Pas, ou peu d'humour, pas d'action, ou si peu. Ce film a tout du film d'auteur chiant que l'on veut fuir. Pourtant, son scénario, classique certes, mais réaliste (et actuel malgré une époque antérieure à la nôtre), et surtout son interprète, rendent le tout séduisant, et passionnant à suivre. On oublie rapidement que nous sommes dans l'univers de Batman. Seuls des noms viennent nous indiquer que nous sommes bien à Gotham. Wayne notamment. La ville ressemble plus à la New York crade des années 80 qu'à toutes autres villes, pourtant elle parlera à chacun de nous. Avec cette élite politique, les médias aussi, présents à travers un personnage de Murray (Robert De Niro) arrogant et qui offre un face à face final intense.

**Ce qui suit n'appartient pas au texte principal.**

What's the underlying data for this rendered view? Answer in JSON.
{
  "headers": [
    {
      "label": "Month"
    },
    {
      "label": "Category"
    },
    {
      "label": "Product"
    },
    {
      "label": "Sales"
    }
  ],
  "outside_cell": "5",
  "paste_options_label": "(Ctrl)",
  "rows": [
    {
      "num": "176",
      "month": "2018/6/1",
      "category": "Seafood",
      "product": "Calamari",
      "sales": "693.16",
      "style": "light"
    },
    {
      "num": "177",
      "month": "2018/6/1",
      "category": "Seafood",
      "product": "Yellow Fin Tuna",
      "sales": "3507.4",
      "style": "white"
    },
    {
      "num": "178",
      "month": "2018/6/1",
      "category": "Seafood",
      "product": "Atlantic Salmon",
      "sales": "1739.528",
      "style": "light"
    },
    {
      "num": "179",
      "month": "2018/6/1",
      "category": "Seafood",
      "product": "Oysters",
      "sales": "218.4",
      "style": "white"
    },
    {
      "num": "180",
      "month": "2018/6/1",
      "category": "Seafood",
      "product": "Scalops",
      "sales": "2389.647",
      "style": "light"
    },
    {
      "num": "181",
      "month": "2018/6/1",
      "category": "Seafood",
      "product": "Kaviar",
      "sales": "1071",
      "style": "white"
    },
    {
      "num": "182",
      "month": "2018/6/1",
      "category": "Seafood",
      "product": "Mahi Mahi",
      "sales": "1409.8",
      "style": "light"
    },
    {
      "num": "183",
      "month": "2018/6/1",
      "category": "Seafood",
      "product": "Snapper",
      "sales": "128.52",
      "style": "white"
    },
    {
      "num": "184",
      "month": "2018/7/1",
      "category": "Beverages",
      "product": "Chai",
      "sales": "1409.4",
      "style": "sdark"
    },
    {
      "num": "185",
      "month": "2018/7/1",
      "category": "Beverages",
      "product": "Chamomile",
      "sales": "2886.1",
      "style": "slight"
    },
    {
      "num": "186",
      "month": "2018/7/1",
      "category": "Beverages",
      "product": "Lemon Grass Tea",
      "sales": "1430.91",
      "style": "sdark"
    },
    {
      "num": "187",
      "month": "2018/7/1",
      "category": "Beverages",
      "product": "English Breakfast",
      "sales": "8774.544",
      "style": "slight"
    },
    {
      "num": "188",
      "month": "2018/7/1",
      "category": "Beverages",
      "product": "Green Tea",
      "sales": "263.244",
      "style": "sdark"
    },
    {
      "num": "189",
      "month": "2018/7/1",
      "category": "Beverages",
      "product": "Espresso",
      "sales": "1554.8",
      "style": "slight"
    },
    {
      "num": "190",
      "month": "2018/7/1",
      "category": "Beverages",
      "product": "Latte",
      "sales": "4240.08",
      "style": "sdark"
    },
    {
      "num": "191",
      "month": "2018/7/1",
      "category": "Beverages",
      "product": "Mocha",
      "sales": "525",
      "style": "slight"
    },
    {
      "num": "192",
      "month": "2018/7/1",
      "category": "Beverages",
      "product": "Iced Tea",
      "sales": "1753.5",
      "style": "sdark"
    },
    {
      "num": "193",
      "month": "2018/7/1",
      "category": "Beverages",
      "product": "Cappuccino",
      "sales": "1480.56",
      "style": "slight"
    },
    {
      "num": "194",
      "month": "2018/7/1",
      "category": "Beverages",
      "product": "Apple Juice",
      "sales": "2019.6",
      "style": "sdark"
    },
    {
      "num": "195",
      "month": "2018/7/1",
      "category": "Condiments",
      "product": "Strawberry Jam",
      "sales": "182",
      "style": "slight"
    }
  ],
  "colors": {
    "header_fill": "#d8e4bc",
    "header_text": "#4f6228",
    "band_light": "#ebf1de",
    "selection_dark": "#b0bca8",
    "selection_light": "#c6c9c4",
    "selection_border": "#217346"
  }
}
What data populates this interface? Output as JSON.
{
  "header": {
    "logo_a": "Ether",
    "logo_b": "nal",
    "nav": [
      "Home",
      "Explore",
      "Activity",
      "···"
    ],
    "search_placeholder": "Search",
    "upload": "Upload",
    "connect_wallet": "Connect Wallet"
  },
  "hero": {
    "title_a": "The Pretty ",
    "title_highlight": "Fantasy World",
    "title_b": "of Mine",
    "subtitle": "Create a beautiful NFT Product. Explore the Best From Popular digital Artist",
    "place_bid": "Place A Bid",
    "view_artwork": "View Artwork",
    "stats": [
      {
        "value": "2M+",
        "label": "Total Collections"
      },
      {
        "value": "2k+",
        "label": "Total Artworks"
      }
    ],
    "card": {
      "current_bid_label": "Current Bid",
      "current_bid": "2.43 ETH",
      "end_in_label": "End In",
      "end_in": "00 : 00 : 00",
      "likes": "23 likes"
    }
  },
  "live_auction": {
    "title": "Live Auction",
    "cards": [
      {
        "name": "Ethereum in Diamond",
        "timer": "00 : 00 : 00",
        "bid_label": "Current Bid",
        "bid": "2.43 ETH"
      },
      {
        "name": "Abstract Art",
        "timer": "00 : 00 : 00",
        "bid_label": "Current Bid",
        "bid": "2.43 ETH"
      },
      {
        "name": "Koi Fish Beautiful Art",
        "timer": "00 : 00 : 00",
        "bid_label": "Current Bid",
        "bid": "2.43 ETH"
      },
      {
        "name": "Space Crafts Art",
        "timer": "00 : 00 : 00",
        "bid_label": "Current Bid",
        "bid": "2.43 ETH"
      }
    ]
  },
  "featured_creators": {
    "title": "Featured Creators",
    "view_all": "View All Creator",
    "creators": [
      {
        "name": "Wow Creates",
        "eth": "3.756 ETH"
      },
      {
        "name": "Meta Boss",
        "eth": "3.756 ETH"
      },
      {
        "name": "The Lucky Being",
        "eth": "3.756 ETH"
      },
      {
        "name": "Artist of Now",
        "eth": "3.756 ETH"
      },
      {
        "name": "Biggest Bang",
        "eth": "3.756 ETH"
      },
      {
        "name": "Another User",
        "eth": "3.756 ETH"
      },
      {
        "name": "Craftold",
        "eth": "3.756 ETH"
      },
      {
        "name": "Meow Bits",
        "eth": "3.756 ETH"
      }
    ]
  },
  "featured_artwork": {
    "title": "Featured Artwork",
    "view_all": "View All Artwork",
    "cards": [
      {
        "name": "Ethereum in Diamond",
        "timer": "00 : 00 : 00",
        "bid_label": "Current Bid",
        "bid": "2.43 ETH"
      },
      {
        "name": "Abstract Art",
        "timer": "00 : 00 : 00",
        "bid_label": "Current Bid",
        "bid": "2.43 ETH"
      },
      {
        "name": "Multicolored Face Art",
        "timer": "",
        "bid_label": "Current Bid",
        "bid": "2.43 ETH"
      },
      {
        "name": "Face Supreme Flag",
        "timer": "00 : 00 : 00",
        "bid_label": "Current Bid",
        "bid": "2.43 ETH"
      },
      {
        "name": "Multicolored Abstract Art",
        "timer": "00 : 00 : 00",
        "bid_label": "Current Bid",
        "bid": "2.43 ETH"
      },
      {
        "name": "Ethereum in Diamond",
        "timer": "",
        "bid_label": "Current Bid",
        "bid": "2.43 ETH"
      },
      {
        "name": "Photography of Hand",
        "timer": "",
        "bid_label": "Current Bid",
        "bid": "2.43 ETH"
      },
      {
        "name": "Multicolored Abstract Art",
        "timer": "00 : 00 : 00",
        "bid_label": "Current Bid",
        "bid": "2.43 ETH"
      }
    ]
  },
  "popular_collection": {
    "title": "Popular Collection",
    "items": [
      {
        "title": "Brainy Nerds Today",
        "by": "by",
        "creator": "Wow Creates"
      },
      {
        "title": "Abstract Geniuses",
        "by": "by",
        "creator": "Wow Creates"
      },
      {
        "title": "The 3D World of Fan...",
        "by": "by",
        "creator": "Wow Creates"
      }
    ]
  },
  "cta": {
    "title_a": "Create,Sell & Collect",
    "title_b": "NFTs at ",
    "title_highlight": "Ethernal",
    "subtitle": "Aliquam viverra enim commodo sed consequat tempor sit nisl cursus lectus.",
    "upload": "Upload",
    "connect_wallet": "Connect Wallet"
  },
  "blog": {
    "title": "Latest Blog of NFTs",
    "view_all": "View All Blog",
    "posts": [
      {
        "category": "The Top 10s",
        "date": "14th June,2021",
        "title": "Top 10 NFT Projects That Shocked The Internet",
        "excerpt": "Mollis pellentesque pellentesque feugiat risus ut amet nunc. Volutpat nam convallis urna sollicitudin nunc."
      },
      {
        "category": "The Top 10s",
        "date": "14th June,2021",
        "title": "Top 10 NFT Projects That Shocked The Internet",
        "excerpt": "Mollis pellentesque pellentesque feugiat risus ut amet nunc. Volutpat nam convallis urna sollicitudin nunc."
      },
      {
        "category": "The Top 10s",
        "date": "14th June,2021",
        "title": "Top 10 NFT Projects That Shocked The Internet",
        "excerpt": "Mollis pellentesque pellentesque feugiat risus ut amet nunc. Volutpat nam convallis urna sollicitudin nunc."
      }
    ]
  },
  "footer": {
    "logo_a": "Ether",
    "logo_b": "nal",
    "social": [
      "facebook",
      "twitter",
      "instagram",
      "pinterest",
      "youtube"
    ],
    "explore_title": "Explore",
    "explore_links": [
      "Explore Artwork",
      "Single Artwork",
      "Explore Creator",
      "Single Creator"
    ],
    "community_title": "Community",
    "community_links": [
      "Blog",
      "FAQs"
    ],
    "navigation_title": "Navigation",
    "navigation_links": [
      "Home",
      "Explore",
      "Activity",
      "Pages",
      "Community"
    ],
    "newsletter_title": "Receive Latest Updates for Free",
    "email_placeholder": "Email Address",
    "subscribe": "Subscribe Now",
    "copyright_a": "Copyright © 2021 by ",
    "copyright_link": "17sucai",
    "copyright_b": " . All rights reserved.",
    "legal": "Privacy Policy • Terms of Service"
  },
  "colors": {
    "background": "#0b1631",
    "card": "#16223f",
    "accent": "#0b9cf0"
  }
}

Bref, il faut que je m'arrête, sinon je vais tout révéler, et ce serait dommage. Même si vous allez vous dire lors de certaines scènes "ah bah oui, bien sûr, ils nous sortent ça", comme si nous étions déçu de trouver une énième fois la mort des parents de Bruce Wayne dans une œuvre DC. Pourtant, tout ici est cohérent, puissant et réaliste. Ce film est à voir si vous aimez l'univers de Batman. Le pire étant que si vous aimez les grandes prestations d'acteurs et d'actrices (quel plaisir de retrouver Frances Conroy après "Six Feet Under"), ce film peut vous mener vers l'univers fantastique de DC. En fait, les spectatrices et spectateurs qui seront le plus déçu.e.s seront les fanatiques de Marvel et des films funs et divertissants. Ici, il n'y a rien de drôle, rien de divertissant. Pourtant, le film est brillamment bien réalisé, mis en musique et interprété. J'ai adoré, me retrouvant conquis pour des raisons qui sont purement subjectives. Un film qui ne sera pas apprécié par toutes et tous. Si vous y allez pour voir le Joker rire et semer le chaos, n'y allez pas. C'est pourtant ce qu'il fera, mais nous sommes plus en face d'un homme qui découvre une passion macabre, et se retrouve propulsé comme une icône du combat mené par les pauvres contre les riches. Argh, ce film raconte trop de chose. Je l'estime à voir au moins une fois, histoire de se faire une idée, mais attention, il est spécial.